The CAA was passed in December 2019 to speed up granting of Indian citizenship to non-Muslim migrants from Bangladesh, Pakistan and Afghanistan. Fearing a fresh wave of migration because of the law, Assam saw a wave of violent protests, which led to five deaths in December 2019.
The Assamese also argue that the CAA violates the Assam Accord of 1985, which set the cut-off date for citizenship in Assam as March 24, 1971. Based on that date, the final NRC to determine genuine Indian citizens in Assam was published in August 2019. It left out 19 lakh people out of 3.3 crore applicants.
Bhagwat said that the  Nehru-Liaquat Pact stated that our country would protect its minorities. “We have continued to follow it till today, while Pakistan failed to do so.”
Bhagwat added that there have been “planned attempts” to increase the Muslim population in India, so that the community becomes a dominant force and the nation slowly turns into Pakistan. “This happened in Punjab, Sindh, Assam, and Bengal. The plan somewhat worked as the Partition happened. But not entirely since Assam got saved because it did not go to Pakistan, even though part of Bengal and Punjab got divided,” he said.
He said that many people came from these countries escaping persecution and seeking refuge and it was India’s responsibility to protect them.

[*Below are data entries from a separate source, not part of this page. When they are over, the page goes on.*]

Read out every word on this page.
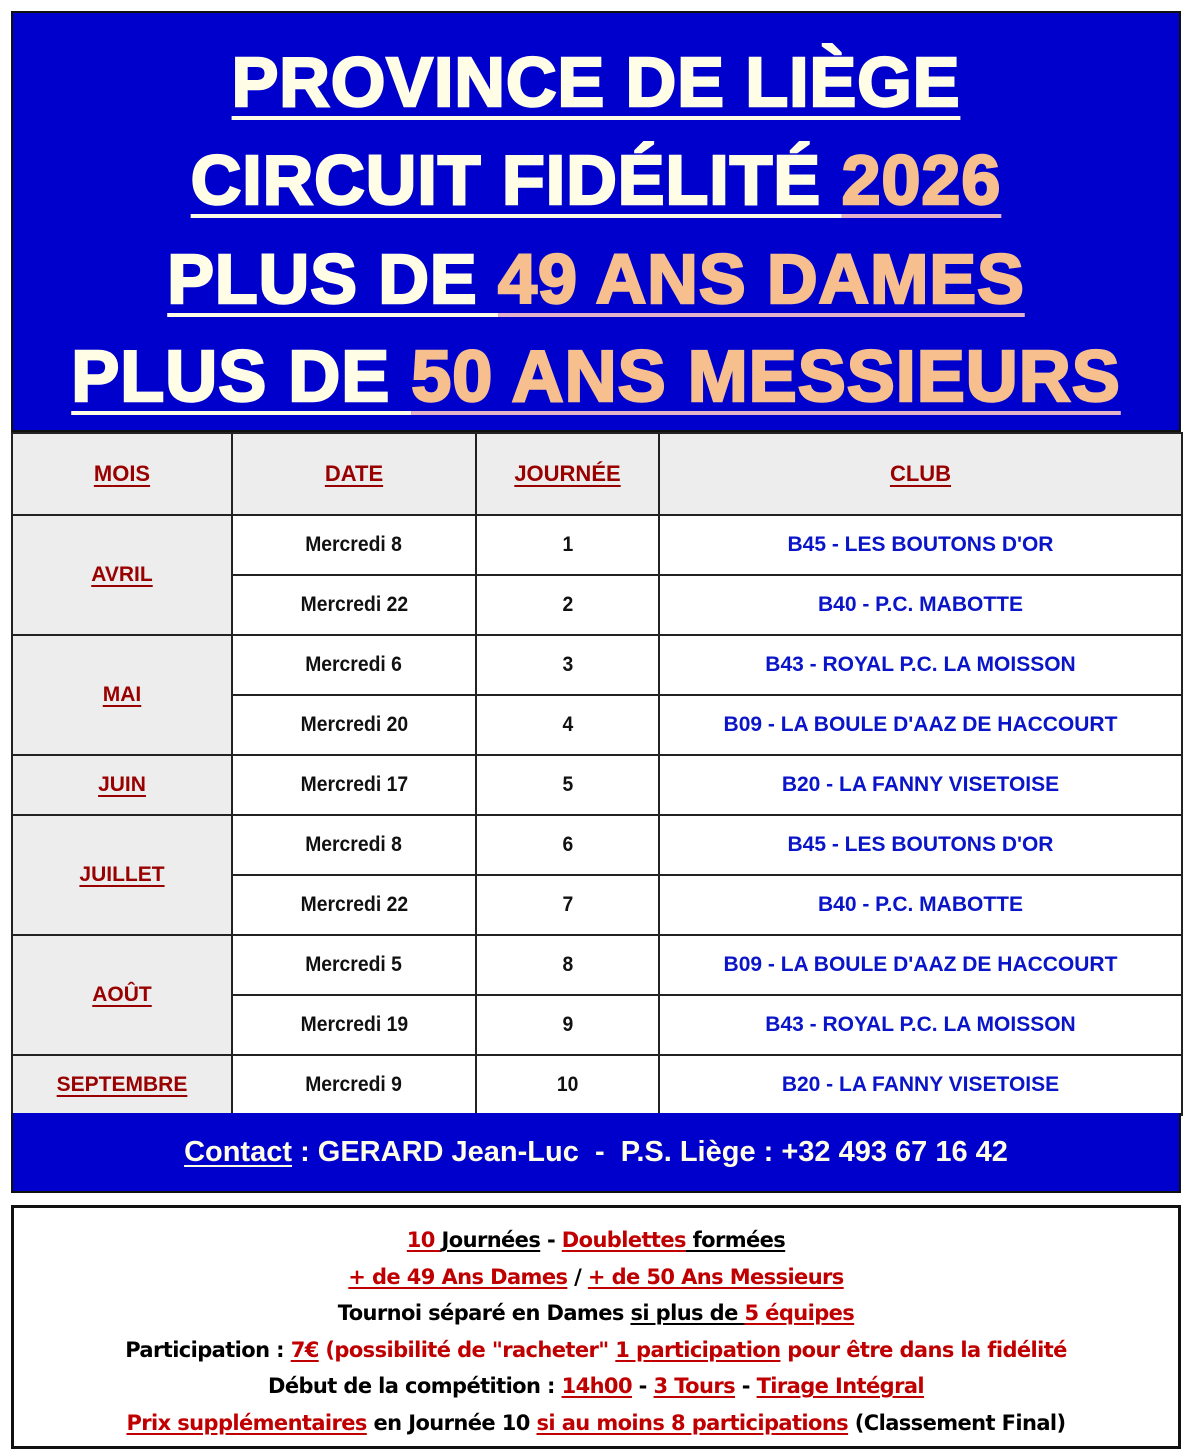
PROVINCE DE LIÈGE
CIRCUIT FIDÉLITÉ 2026
PLUS DE 49 ANS DAMES
PLUS DE 50 ANS MESSIEURS
MOIS	DATE	JOURNÉE	CLUB
AVRIL	Mercredi 8	1	B45 - LES BOUTONS D'OR
	Mercredi 22	2	B40 - P.C. MABOTTE
MAI	Mercredi 6	3	B43 - ROYAL P.C. LA MOISSON
	Mercredi 20	4	B09 - LA BOULE D'AAZ DE HACCOURT
JUIN	Mercredi 17	5	B20 - LA FANNY VISETOISE
JUILLET	Mercredi 8	6	B45 - LES BOUTONS D'OR
	Mercredi 22	7	B40 - P.C. MABOTTE
AOÛT	Mercredi 5	8	B09 - LA BOULE D'AAZ DE HACCOURT
	Mercredi 19	9	B43 - ROYAL P.C. LA MOISSON
SEPTEMBRE	Mercredi 9	10	B20 - LA FANNY VISETOISE
Contact : GERARD Jean-Luc  -  P.S. Liège : +32 493 67 16 42
10 Journées - Doublettes formées
+ de 49 Ans Dames / + de 50 Ans Messieurs
Tournoi séparé en Dames si plus de 5 équipes
Participation : 7€ (possibilité de "racheter" 1 participation pour être dans la fidélité
Début de la compétition : 14h00 - 3 Tours - Tirage Intégral
Prix supplémentaires en Journée 10 si au moins 8 participations (Classement Final)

“Respect for religions, cultures, and languages are part of India’s culture and tradition for 5,000 years. We do not have to learn about these ideals from other countries – It is rooted in our tradition,” he said.
Also present at the book launch was Assam Chief Minister Himanta Biswa Sarma, who said that he would “always remain a supporter of the CAA.” “We have a historical duty towards the displaced people who have been persecuted. At the same time, we will address identity issues faced by the Assamese people and ensure ways to protect our Assamese identity and culture. The Assamese people will find a way out to balance everything,” he said.
He said that his government had “no problem in talking to people who have genuine concerns about the CAA.”
“Assam’s intellectual society is still dominated by the left and left liberals. When I say left, they are more left than Karl Marx himself,” he said, adding: “The people who are agitating against the CAA from a national perspective are very communal. They say why not allow Muslims also…but in Assam, our debate is different… you do not allow Muslim migrants, neither you allow Hindu migrants.”
Sarma said that the “left liberals wanted to divide Assam along linguistic lines.”
“During the CAA agitation, there was a lot of misinformation, that there are hoards of people who are waiting to be settled in tea gardens. That was bereft of any logic. When there is lack of logic, the leftists take the refuge of misinformation. I think during the last elections, the way communal poison was spewed to engulf Assam in violent flames…after that there is no need to explain why CAA is necessary,” he said.